Attacks on Tribal Elders and resultant casualties fell thereafter, only to start rising again with the resurgence of TTP’s prowess across Pakistan, in particular in the tribal areas. Violence has been increasing again since 2020. Overall terrorist-linked fatalities, which were at 365 in 2019, increased to 506 in 2020, 664 in 2021, 971 in 2022, and 1,502 in 2023. 2024 has already recorded 311 fatalities (data till March 3).
Significantly, when peace-talks were ongoing between the Government and TTP between May and November 2022, there was no attack on Tribal Elders, as a 50-member Jirga (Council) of notable tribal leaders was flown to Kabul for substantive talks. The Jirga consisted of tribal elders from South Waziristan, North Waziristan, Orakzai, Kurram, Khyber, Mohmand, and Bajaur, as well as the Malakand Division. Public representatives, including former Khyber Pakhtunkhwa Governor Engineer Shaukatullah Khan, Senator Dost Mohammad Khan Mehsud, Senator Hilal Mohmand, GG Jamal, etc., were also present. With the collapse of ‘official’ talks between the Government and TTP on November 28, 2022, the attacks on Tribal Elders commenced again. While no Tribal Elder was killed during the peace-talks phase, at least 13 Tribal Elders have since been killed.
Meanwhile, with the surge in violence, the Army and government again needs the support of Tribal Elders. Accordingly, on February 28, 2024, the Corps Commander, Peshawar, Lieutenant General Sardar Hasan Azhar Hayat met Utmanzai tribal elders from North Waziristan and thanked them for fighting alongside the Army in the ‘war against terror’. On the occasion, Hayat stated,
The Pakistan Army is using all its resources for the welfare of the people in the tribal areas. It is taking concrete steps along with the Khyber Pakhtunkhwa government to ensure the representation of the youth in minerals and other sectors, including better provision of education, besides the gradual return of other tribes to their respective areas.

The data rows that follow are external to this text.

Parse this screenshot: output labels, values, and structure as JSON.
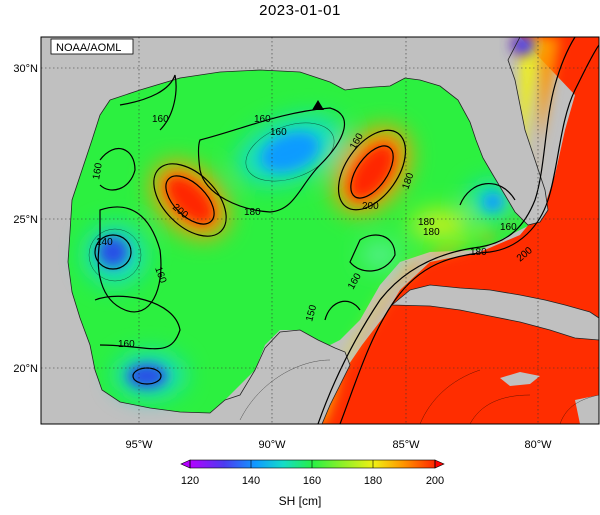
{
  "title": "2023-01-01",
  "credit": "NOAA/AOML",
  "lat_labels": [
    "30°N",
    "25°N",
    "20°N"
  ],
  "lon_labels": [
    "95°W",
    "90°W",
    "85°W",
    "80°W"
  ],
  "contour_labels": [
    "160",
    "160",
    "160",
    "160",
    "180",
    "200",
    "180",
    "160",
    "140",
    "160",
    "160",
    "180",
    "200",
    "180",
    "160",
    "160",
    "180",
    "200",
    "150"
  ],
  "colorbar": {
    "title": "SH [cm]",
    "tick_labels": [
      "120",
      "140",
      "160",
      "180",
      "200"
    ],
    "colors": [
      "#b400ff",
      "#4b3cf0",
      "#0f9bff",
      "#14dcc8",
      "#28f046",
      "#8cf028",
      "#f0f014",
      "#ff9600",
      "#ff2800"
    ]
  },
  "colors": {
    "land": "#c0c0c0",
    "ocean_base": "#2cf040",
    "warm": "#ff2d00",
    "cool": "#20a0ff"
  }
}
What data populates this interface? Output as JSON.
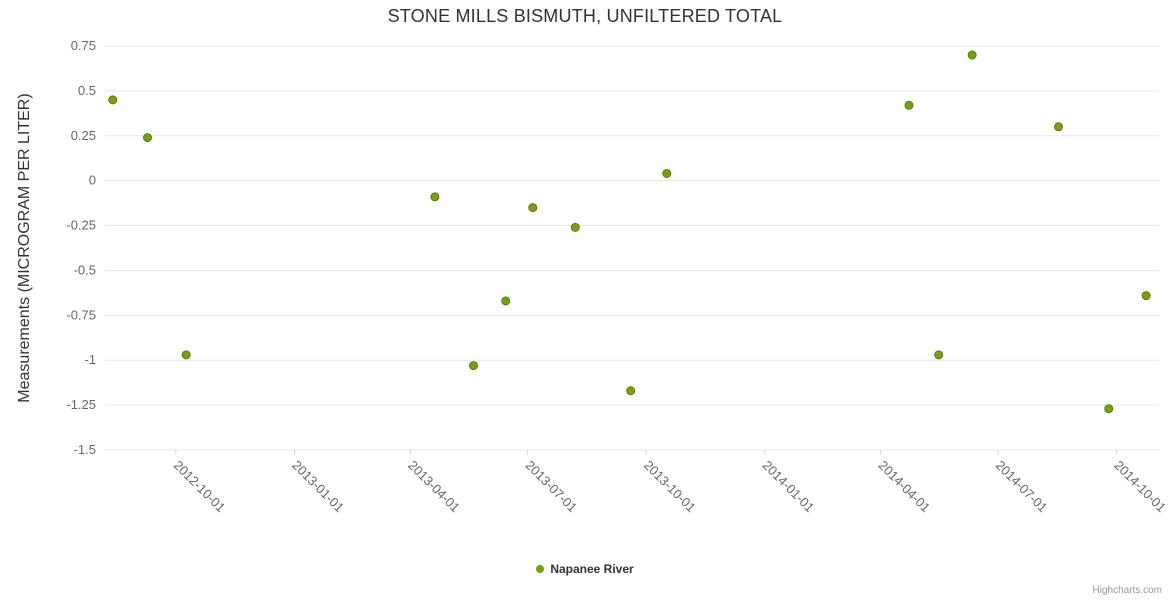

Earlier, on January 28, 2024, a 60-member delegation of Baizai Hassan Khel’s elders, under the leadership of Amanullah Mohmand from the Mohmand District of KP, met Governor Haji Ghulam Ali to demand the provision of basic facilities to the tribal people. Governor Ali assured them that the tribal areas would be brought on par with other developed areas of the province ‘very soon’.
Given the past record of both the Army and the Government, however, it will be a major challenge for to retain the support of the Tribal Elders. Despite their tribal linkages to different militant groups, the Elders supported the Government in its ‘war against terrorism’. Yet, they and their families have suffered immensely at the hands of the militants as a result of the abject failure of the state to provide adequate security. Confronted with an uncertain and insecure future, people and the leaders in the tribal areas may again be forced to come to a modus vivendi with the terrorists, or may come to be trampled upon by both sides in this confrontation between the two elephants in the region, the Army and the TTP.